Foi-se o tempo em que comentar “Isto é tão Black Mirror” era um atalho retórico para o leitor familiarizar-se com uma premissa futurista e tecnocêntrica, que discutia dramas e traumas do hoje, a partir de uma invenção do amanhã. A tal expressão, popularizada nas redes sociais no auge daquela série, foi utilizada quando escrevi sobre Swan Song, na qual Mahershala Ali interpreta um homem com uma doença em estágio terminal e que decide submeter-se à clonagem para que a família possa atravessar ‘suavemente’ o período de luto. É uma premissa idêntica a de Dual, disponível no catálogo da Netflix, e o fato de ambos os filmes funcionarem de maneiras diferentes, apesar de originarem de uma mesma ideia, advoga contrariamente aqueles que investem tempo e esforço na “história”, em favor de uma percepção holística de análise cinematográfica.
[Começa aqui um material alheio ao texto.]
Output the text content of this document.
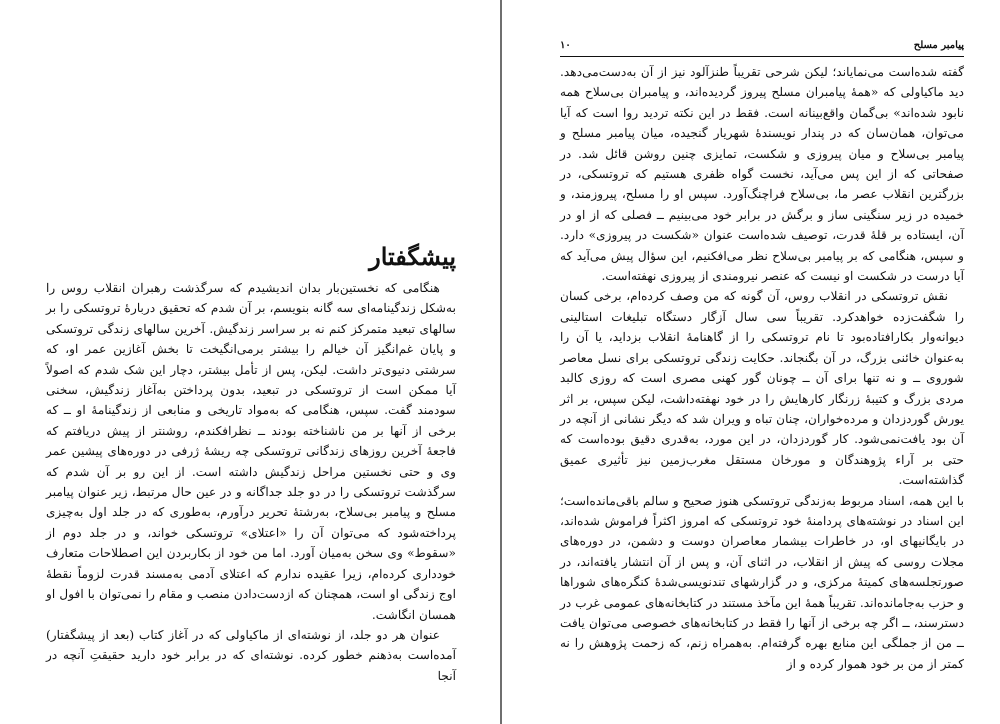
پیشگفتار

هنگامی که نخستین‌بار بدان اندیشیدم که سرگذشت رهبران انقلاب روس را به‌شکل زندگینامه‌ای سه گانه بنویسم، بر آن شدم که تحقیق دربارهٔ تروتسکی را بر سالهای تبعید متمرکز کنم نه بر سراسر زندگیش. آخرین سالهای زندگی تروتسکی و پایان غم‌انگیز آن خیالم را بیشتر برمی‌انگیخت تا بخش آغازین عمر او، که سرشتی دنیوی‌تر داشت. لیکن، پس از تأمل بیشتر، دچار این شک شدم که اصولاً آیا ممکن است از تروتسکی در تبعید، بدون پرداختن به‌آغاز زندگیش، سخنی سودمند گفت. سپس، هنگامی که به‌مواد تاریخی و منابعی از زندگینامهٔ او ــ که برخی از آنها بر من ناشناخته بودند ــ نظرافکندم، روشنتر از پیش دریافتم که فاجعهٔ آخرین روزهای زندگانی تروتسکی چه ریشهٔ ژرفی در دوره‌های پیشین عمر وی و حتی نخستین مراحل زندگیش داشته است. از این رو بر آن شدم که سرگذشت تروتسکی را در دو جلد جداگانه و در عین حال مرتبط، زیر عنوان پیامبر مسلح و پیامبر بی‌سلاح، به‌رشتهٔ تحریر درآورم، به‌طوری که در جلد اول به‌چیزی پرداخته‌شود که می‌توان آن را «اعتلای» تروتسکی خواند، و در جلد دوم از «سقوط» وی سخن به‌میان آورد. اما من خود از بکاربردن این اصطلاحات متعارف خودداری کرده‌ام، زیرا عقیده ندارم که اعتلای آدمی به‌مسند قدرت لزوماً نقطهٔ اوج زندگی او است، همچنان که ازدست‌دادن منصب و مقام را نمی‌توان با افول او همسان انگاشت.

عنوان هر دو جلد، از نوشته‌ای از ماکیاولی که در آغاز کتاب (بعد از پیشگفتار) آمده‌است به‌ذهنم خطور کرده. نوشته‌ای که در برابر خود دارید حقیقتِ آنچه در آنجا

۱۰	پیامبر مسلح

گفته شده‌است می‌نمایاند؛ لیکن شرحی تقریباً طنزآلود نیز از آن به‌دست‌می‌دهد. دید ماکیاولی که «همهٔ پیامبران مسلح پیروز گردیده‌اند، و پیامبران بی‌سلاح همه نابود شده‌اند» بی‌گمان واقع‌بینانه است. فقط در این نکته تردید روا است که آیا می‌توان، همان‌سان که در پندار نویسندهٔ شهریار گنجیده، میان پیامبر مسلح و پیامبر بی‌سلاح و میان پیروزی و شکست، تمایزی چنین روشن قائل شد. در صفحاتی که از این پس می‌آید، نخست گواه ظفری هستیم که تروتسکی، در بزرگترین انقلاب عصر ما، بی‌سلاح فراچنگ‌آورد. سپس او را مسلح، پیروزمند، و خمیده در زیر سنگینی ساز و برگش در برابر خود می‌بینیم ــ فصلی که از او در آن، ایستاده بر قلهٔ قدرت، توصیف شده‌است عنوان «شکست در پیروزی» دارد. و سپس، هنگامی که بر پیامبر بی‌سلاح نظر می‌افکنیم، این سؤال پیش می‌آید که آیا درست در شکست او نیست که عنصر نیرومندی از پیروزی نهفته‌است.

نقش تروتسکی در انقلاب روس، آن گونه که من وصف کرده‌ام، برخی کسان را شگفت‌زده خواهدکرد. تقریباً سی سال آزگار دستگاه تبلیغات استالینی دیوانه‌وار بکارافتاده‌بود تا نام تروتسکی را از گاهنامهٔ انقلاب بزداید، یا آن را به‌عنوان خائنی بزرگ، در آن بگنجاند. حکایت زندگی تروتسکی برای نسل معاصر شوروی ــ و نه تنها برای آن ــ چونان گور کهنی مصری است که روزی کالبد مردی بزرگ و کتیبهٔ زرنگار کارهایش را در خود نهفته‌داشت، لیکن سپس، بر اثر یورش گوردزدان و مرده‌خواران، چنان تباه و ویران شد که دیگر نشانی از آنچه در آن بود یافت‌نمی‌شود. کار گوردزدان، در این مورد، به‌قدری دقیق بوده‌است که حتی بر آراء پژوهندگان و مورخان مستقل مغرب‌زمین نیز تأثیری عمیق گذاشته‌است.

با این همه، اسناد مربوط به‌زندگی تروتسکی هنوز صحیح و سالم باقی‌مانده‌است؛ این اسناد در نوشته‌های پردامنهٔ خود تروتسکی که امروز اکثراً فراموش شده‌اند، در بایگانیهای او، در خاطرات بیشمار معاصران دوست و دشمن، در دوره‌های مجلات روسی که پیش از انقلاب، در اثنای آن، و پس از آن انتشار یافته‌اند، در صورتجلسه‌های کمیتهٔ مرکزی، و در گزارشهای تندنویسی‌شدهٔ کنگره‌های شوراها و حزب به‌جامانده‌اند. تقریباً همهٔ این مآخذ مستند در کتابخانه‌های عمومی غرب در دسترسند، ــ اگر چه برخی از آنها را فقط در کتابخانه‌های خصوصی می‌توان یافت ــ من از جملگی این منابع بهره گرفته‌ام. به‌همراه زنم، که زحمت پژوهش را نه کمتر از من بر خود هموار کرده و از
Sarah (Karen Gillan, a Nebula de Guardiões da Galáxia) é uma mulher depressiva, num relacionamento à distância com Peter (Beulah Koale), que parece incapaz de terminar um romance que já está morto, e num não relacionamento com a mãe (Maija Paunio), cujos telefonemas ignora. Sarah apenas existe. Até que, certo dia, acorda banhada por sangue, é diagnosticada com uma doença terminal incurável e encorajada a participar de um procedimento científico de clonagem que poderá ajudar os amigos e familiares a processar o luto. O papel de Sarah é treinar o clone para que aprenda a ser quem ela é. A narrativa realiza um salto no tempo: o clone de Sarah rebela-se contra a original, relaciona-se com Peter e restabelece o convívio com a mãe, e, para piorar (digo, não!), a original entra em remissão da doença terminal. E como a lei impede a coexistência, original e clone precisam duelar para saber quem permanecerá viva.
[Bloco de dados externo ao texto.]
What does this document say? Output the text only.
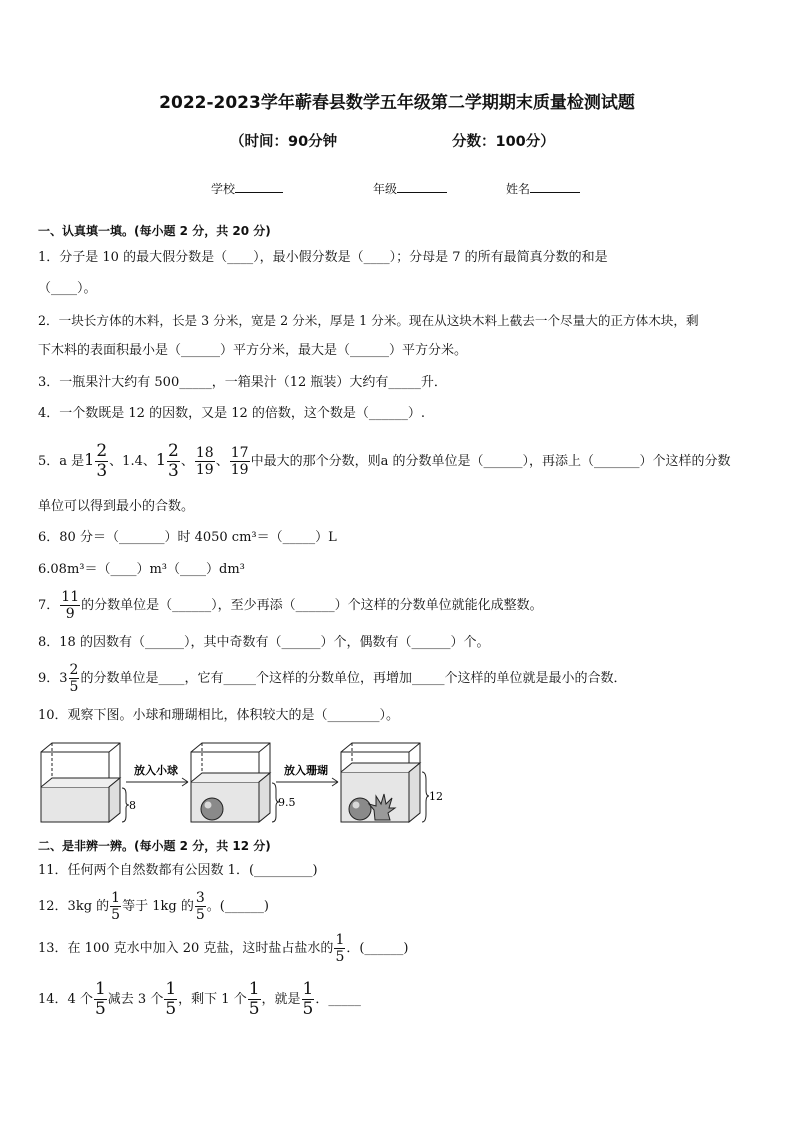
2022-2023学年蕲春县数学五年级第二学期期末质量检测试题
（时间：90分钟	分数：100分）
学校	年级	姓名
一、认真填一填。(每小题 2 分，共 20 分)
1．分子是 10 的最大假分数是（____），最小假分数是（____）；分母是 7 的所有最简真分数的和是
（____）。
2．一块长方体的木料，长是 3 分米，宽是 2 分米，厚是 1 分米。现在从这块木料上截去一个尽量大的正方体木块，剩
下木料的表面积最小是（______）平方分米，最大是（______）平方分米。
3．一瓶果汁大约有 500_____，一箱果汁（12 瓶装）大约有_____升．
4．一个数既是 12 的因数，又是 12 的倍数，这个数是（______）.
5．a 是$1 \frac{2}{3}$ 、1.4、$1 \frac{2}{3}$ 、 $\frac{18}{19}$ 、 $\frac{17}{19}$ 中最大的那个分数，则a 的分数单位是（______），再添上（_______）个这样的分数
单位可以得到最小的合数。
6．80 分＝（_______）时 4050 cm³＝（_____）L
6.08m³＝（____）m³（____）dm³
7． $\frac{11}{9}$ 的分数单位是（______），至少再添（______）个这样的分数单位就能化成整数。
8．18 的因数有（______），其中奇数有（______）个，偶数有（______）个。
9．$3 \frac{2}{5}$ 的分数单位是____，它有_____个这样的分数单位，再增加_____个这样的单位就是最小的合数．
10．观察下图。小球和珊瑚相比，体积较大的是（________）。
放入小球	放入珊瑚
8	9.5	12
二、是非辨一辨。(每小题 2 分，共 12 分)
11．任何两个自然数都有公因数 1．(_________)
12．3kg 的 $\frac{1}{5}$ 等于 1kg 的 $\frac{3}{5}$ 。(______)
13．在 100 克水中加入 20 克盐，这时盐占盐水的 $\frac{1}{5}$ ．(______)
14．4 个 $\frac{1}{5}$ 减去 3 个 $\frac{1}{5}$ ，剩下 1 个 $\frac{1}{5}$ ，就是 $\frac{1}{5}$ ．_____
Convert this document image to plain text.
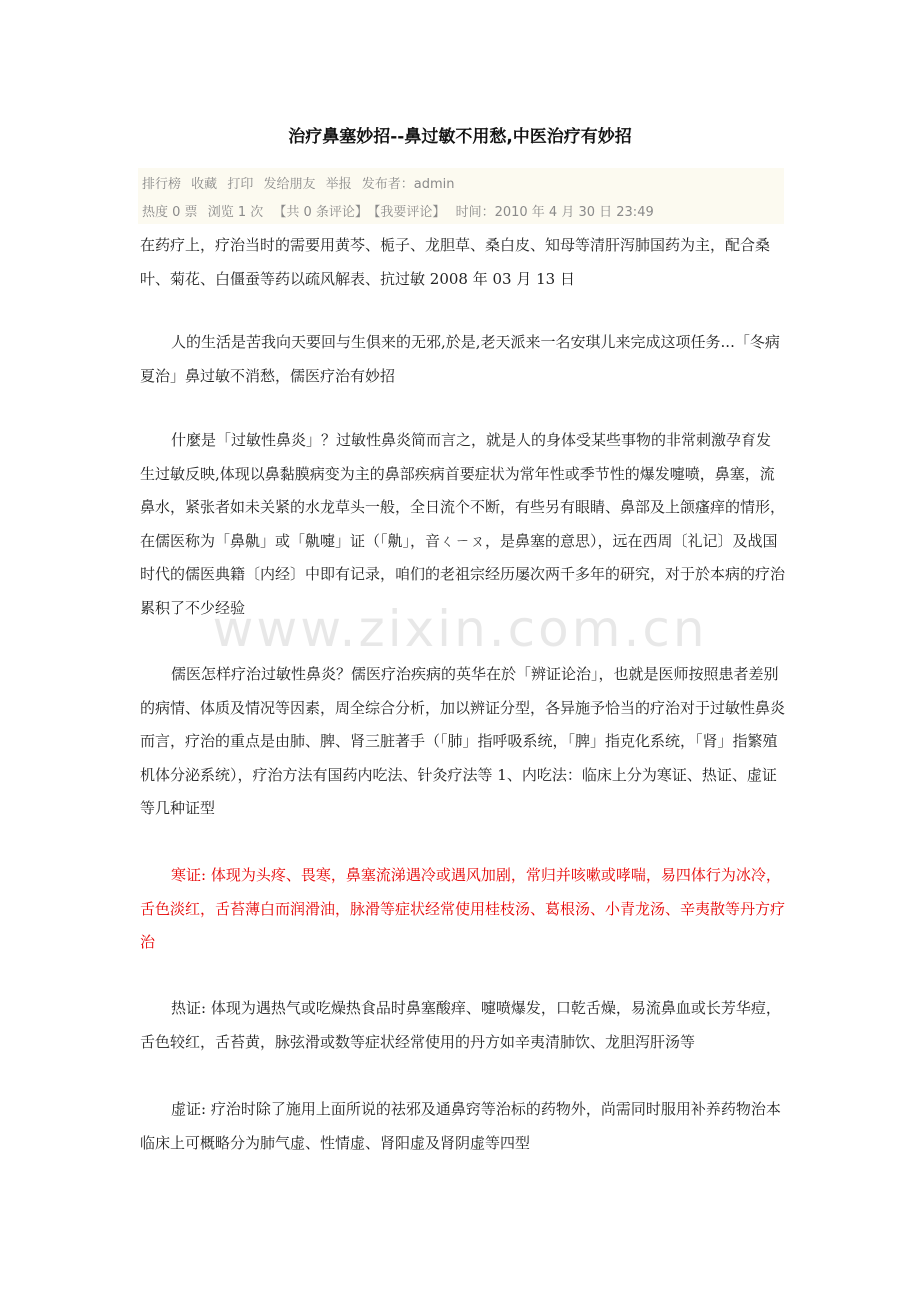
治疗鼻塞妙招--鼻过敏不用愁,中医治疗有妙招
排行榜 收藏 打印 发给朋友 举报 发布者：admin
热度 0 票 浏览 1 次 【共 0 条评论】 【我要评论】 时间：2010 年 4 月 30 日 23:49
www.zixin.com.cn
在药疗上，疗治当时的需要用黄芩、栀子、龙胆草、桑白皮、知母等清肝泻肺国药为主，配合桑叶、菊花、白僵蚕等药以疏风解表、抗过敏 2008 年 03 月 13 日
人的生活是苦我向天要回与生俱来的无邪,於是,老天派来一名安琪儿来完成这项任务...「冬病夏治」鼻过敏不消愁，儒医疗治有妙招
什麼是「过敏性鼻炎」？过敏性鼻炎简而言之，就是人的身体受某些事物的非常刺激孕育发生过敏反映,体现以鼻黏膜病变为主的鼻部疾病首要症状为常年性或季节性的爆发嚏喷，鼻塞，流鼻水，紧张者如未关紧的水龙草头一般，全日流个不断，有些另有眼睛、鼻部及上颌瘙痒的情形，在儒医称为「鼻鼽」或「鼽嚏」证（「鼽」，音ㄑㄧㄡ，是鼻塞的意思），远在西周〔礼记〕及战国时代的儒医典籍〔内经〕中即有记录，咱们的老祖宗经历屡次两千多年的研究，对于於本病的疗治累积了不少经验
儒医怎样疗治过敏性鼻炎？儒医疗治疾病的英华在於「辨证论治」，也就是医师按照患者差别的病情、体质及情况等因素，周全综合分析，加以辨证分型，各异施予恰当的疗治对于过敏性鼻炎而言，疗治的重点是由肺、脾、肾三脏著手（「肺」指呼吸系统，「脾」指克化系统，「肾」指繁殖机体分泌系统），疗治方法有国药内吃法、针灸疗法等 1、内吃法：临床上分为寒证、热证、虚证等几种证型
寒证: 体现为头疼、畏寒，鼻塞流涕遇冷或遇风加剧，常归并咳嗽或哮喘，易四体行为冰冷，舌色淡红，舌苔薄白而润滑油，脉滑等症状经常使用桂枝汤、葛根汤、小青龙汤、辛夷散等丹方疗治
热证: 体现为遇热气或吃燥热食品时鼻塞酸痒、嚏喷爆发，口乾舌燥，易流鼻血或长芳华痘，舌色较红，舌苔黄，脉弦滑或数等症状经常使用的丹方如辛夷清肺饮、龙胆泻肝汤等
虚证: 疗治时除了施用上面所说的祛邪及通鼻窍等治标的药物外，尚需同时服用补养药物治本临床上可概略分为肺气虚、性情虚、肾阳虚及肾阴虚等四型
Escrito e dirigido por Riley Stearns, responsável pelo marcante A Arte da Autodefesa, Dual remete o público à obra do sueco Roy Andersson ou do grego Yorgos Lanthimos. As atuações inexpressivas, com a inflexão vocal monótona e a aversão a reproduzir, de um modo emocional, os sentimentos de Sarah salientam a depressão profunda na qual está a protagonista, enfatizada também pela forma com que ‘vive’ a vida. Ao descobrir que tem uma doença terminal, Karen Gillan internaliza a sua emoção e impede-nos de acessá-la, do mesmo jeito que aliena mãe e companheiro (com que conversa através de videochamada, colocando outra camada de alienação e distanciamento na relação). E a caracterização da personagem com figurinos desinteressantes, mesmo que tenham cor que sugira uma alegria anterior, e com a direção de arte claustrofóbica e desprovida de personalidade de onde habita reforçam o estado depressivo da personagem.
A depressão é apenas atenuada quando Sarah descobre ter entrado em remissão, mas não é esse o fato propriamente dito que a impulsiona a agir diferentemente, mas sim que a sua clone não aceitou o protocolo de desligamento e contestou judicialmente a decisão, do jeito que a lei autoriza: desafiando a original para um duelo em que quem vencer pode permanecer viva. Com um cinismo crítico, Riley Stears aprofunda-se em uma hipótese que poderia acontecer e, não satisfeito em meramente sugeri-lo, ainda desenvolve o potencial do desdobramento. É onde entra o preparador de Aaron Paul (de Breaking Bad), cujo papel é condicionar física e mentalmente Sarah ao duelo, ou mesmo um grupo de autoajuda formado por clones. Enquanto faz isto, o roteiro ainda satiriza o capitalismo em como observa um nicho qualquer na vida humana, e explora-o.
E aí, é saber o que é mais deprimente: o estado anterior de Sarah, possivelmente fruto da alienação e incomunicabilidade com aqueles em quem deveria confiar plenamente (mãe, namorado), ou o agora, pois para poder reaver, literalmente, o direito de viver, a pessoa precisa endividar-se ao ponto de ter uma fração para encher o tanque do carro. Dual parece até mesmo sugerir que Sarah sempre será infeliz, independentemente de quem assumirá a função social de Sarah. A fungibilidade entre os clones é a evidência de uma apatia e adoecimento da sociedade, que exige que o clone seja “treinado” pelo original quanto ao que gostar ou desgostar, em vez de amadurecer sua personalidade. E essa apatia tão bem retratada formalmente não torna o filme apático, pelo contrário, ironiza o fato de que Sarah (ou a sua clone) não precisariam de muito para ser felizes. Apenas foram condicionadas, tal como todos os demais personagens, a não serem.
Dual está disponível no catálogo da Netflix.